Von Bernd Ulrich | 11.12.2006
    Sieben Monate nach der russischen Oktoberrevolution wurde auf einer Sitzung des Petrograder Sowjets eine denkwürdige Feierstunde abgehalten. Sie galt dem eben erst, am 30. Mai 1918, verstorbenen Revolutionär und marxistischen Theoretiker Georgi Walentinowitsch Plechanow. Seiner alter Weggefährte Anatoli Lunatscharski, der kurz darauf das Amt als Volkskommissar für Kultur antreten sollte, hielt die Trauerrede:

    "Von Plechanow muss begraben werden, was an ihm sterblich, eine Frucht der Schwäche und des Alters war. Wir werden das von ihm in seiner Blüte geschaffene, unsterbliche bewahren. So ehren wir den Helden revolutionären Geistes, ungeachtet dessen, dass er in den letzten Jahren vor seinem Tode vom richtigen Weg abkam."

    Georgi Plechanow, am 11. Dezember 1856 als Sohn eines adeligen Grundbesitzers geboren, Philosoph und Übersetzer - er übertrug das Kommunistische Manifest ins Russische -, Mitbegründer der sozialdemokratischen Partei Russlands, brillanter Interpret der Schriften von Marx und Engels, überhaupt die Autorität in allen Fragen des Marxismus für jeden russischen Sozialisten - dieser Plechanow also war "vom richtigen", durch die Bolschewiki vorgegebenen "Weg" abgekommen. Gewiss, Lenin sollte sich Zeit seines Lebens als Schüler Plechanows empfinden und seine schützende Hand über ihn halten. Noch 1921 empfahl er den jungen Parteimitgliedern,

    "dass man ein bewusster, wahrer Kommunist nicht werden kann, ohne alles, was Plechanow über Philosophie geschrieben hat, zu studieren - ich betone, zu studieren -, denn es ist das Beste in der ganzen internationalen marxistischen Literatur."

    Doch anlässlich des Todes von Plechanow zeigte sich in den Kommentaren die ganze Tragik dieses Marxisten - ebenso freilich jene der bolschewistischen Oktoberrevolution. Denn nach Plechanows Auffassung - und das bildete seine "Abweichung vom rechten Weg" - hatte die Revolution zu früh begonnen. Es fehlte, wie er es beschrieb, noch an proletarischer Hefe im bäuerlichen Teig Russlands, um den sozialistischen Kuchen zu backen. Vor diesem Hintergrund galt ihm die bolschewistische Forderung nach einer Diktatur des Proletariats geradezu als ein Verbrechen an der russischen Arbeiterklasse:

    "Nach einer tief durchdachten Bemerkung von Friedrich Engels kann es für jede Klasse kein größeres politisches Unglück geben, als gezwungen zu werden, zu einem Zeitpunkt die Macht zu erobern, wo sie noch nicht fähig ist, diese fruchtbringend zu nutzen."

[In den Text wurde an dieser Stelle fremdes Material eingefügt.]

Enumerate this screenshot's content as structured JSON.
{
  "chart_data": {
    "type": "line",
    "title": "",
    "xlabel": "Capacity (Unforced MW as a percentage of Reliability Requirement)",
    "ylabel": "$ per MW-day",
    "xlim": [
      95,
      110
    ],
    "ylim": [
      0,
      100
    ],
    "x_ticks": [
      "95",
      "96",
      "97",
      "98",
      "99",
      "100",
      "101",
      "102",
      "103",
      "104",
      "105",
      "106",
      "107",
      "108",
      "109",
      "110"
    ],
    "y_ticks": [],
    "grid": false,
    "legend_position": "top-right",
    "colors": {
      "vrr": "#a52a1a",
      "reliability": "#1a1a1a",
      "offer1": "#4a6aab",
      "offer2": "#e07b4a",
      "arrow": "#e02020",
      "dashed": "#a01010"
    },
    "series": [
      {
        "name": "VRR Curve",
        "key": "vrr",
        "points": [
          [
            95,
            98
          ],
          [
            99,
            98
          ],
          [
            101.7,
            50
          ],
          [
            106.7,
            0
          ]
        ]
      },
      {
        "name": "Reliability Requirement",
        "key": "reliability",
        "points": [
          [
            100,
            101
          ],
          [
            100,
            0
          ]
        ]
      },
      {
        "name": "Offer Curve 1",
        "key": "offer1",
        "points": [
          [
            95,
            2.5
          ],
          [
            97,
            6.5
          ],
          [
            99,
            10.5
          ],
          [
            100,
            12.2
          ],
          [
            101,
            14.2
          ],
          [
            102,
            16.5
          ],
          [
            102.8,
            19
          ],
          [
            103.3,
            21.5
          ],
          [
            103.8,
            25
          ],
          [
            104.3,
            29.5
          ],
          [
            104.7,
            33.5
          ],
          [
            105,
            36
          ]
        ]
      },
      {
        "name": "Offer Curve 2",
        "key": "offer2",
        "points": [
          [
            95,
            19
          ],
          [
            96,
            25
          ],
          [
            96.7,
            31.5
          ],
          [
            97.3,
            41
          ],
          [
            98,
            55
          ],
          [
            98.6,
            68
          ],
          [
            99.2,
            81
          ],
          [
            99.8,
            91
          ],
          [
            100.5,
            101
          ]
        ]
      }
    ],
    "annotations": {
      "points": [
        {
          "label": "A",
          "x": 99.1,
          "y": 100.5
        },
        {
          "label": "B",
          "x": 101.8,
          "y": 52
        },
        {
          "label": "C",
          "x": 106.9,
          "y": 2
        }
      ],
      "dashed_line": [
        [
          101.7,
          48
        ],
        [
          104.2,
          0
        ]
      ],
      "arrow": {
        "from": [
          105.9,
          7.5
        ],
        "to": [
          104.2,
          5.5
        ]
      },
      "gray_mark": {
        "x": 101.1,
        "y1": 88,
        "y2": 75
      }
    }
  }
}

    So begann er zwei Monate vor der Oktoberrevolution seinen Aufsatz zu den "Grundlagen politischer Taktik", um dann fortzufahren:

    "Das vergaßen und vergessen bei uns die Schüler Lenins. Wohin kann das führen? Zu nichts anderem, als zum Bürgerkrieg. Und wohin führt der Bürgerkrieg? Bestenfalls zum Sieg des Proletariats. Und welche Bedeutung wird dies haben? Das wissen wir bereits: Die Bedeutung des größten politischen Unglücks, das unserer Arbeiterklasse nur widerfahren könnte."

    Kurz darauf präzisiert er:

    "An Stelle der Diktatur der Arbeiterklasse werden wir eine Diktatur einiger Dutzend Personen vor uns haben."

    Das waren prophetische Worte. Aber aus ihnen folgte für Plechanow auch, nachdem er im April 1917 nach 37-jähriger Emigration nach Russland zurückgekehrt war, dass er die eben gebildete, aus der Februarrevolution hervorgegangene provisorische Regierung unterstützte. Dazu gehörte, dass Plechanow für die Fortführung des Krieges gegen die Mittelmächte eintrat. Seine Argumente gehorchten einer strengen marxistischen Logik, nach der alle "revolutionäre Energie" notwendig war, um den Imperialismus in Gestalt des Deutschen Kaiserreiches zu besiegen. Er unterschätzte indessen die absolute Kriegsmüdigkeit des russischen Volkes, die sich innerhalb der Armee bereits in ersten Verbrüderungen mit deutschen Soldaten gezeigt hatte. Der Frieden um jeden Preis war hingegen ein zentraler Bestandteil bolschewistischer Forderungen - und ein wesentlicher Faktor in ihrer Attraktivität für die Bevölkerung und die Armee.

    Georgi Plechanow - der große Marxinterpret, der Freund von Engels und Lehrer von Lenin - starb im Mai 1918 im damals noch zu Finnland gehörenden Terijoki einen einsamen Tod. Sein Werk und sein Wirken gerieten vor allem nach Lenin in die Mühlen stalinistischer Vereinfachungen. Für Jahrzehnte war er nun nur noch als Verräter des revolutionären Marxismus bekannt.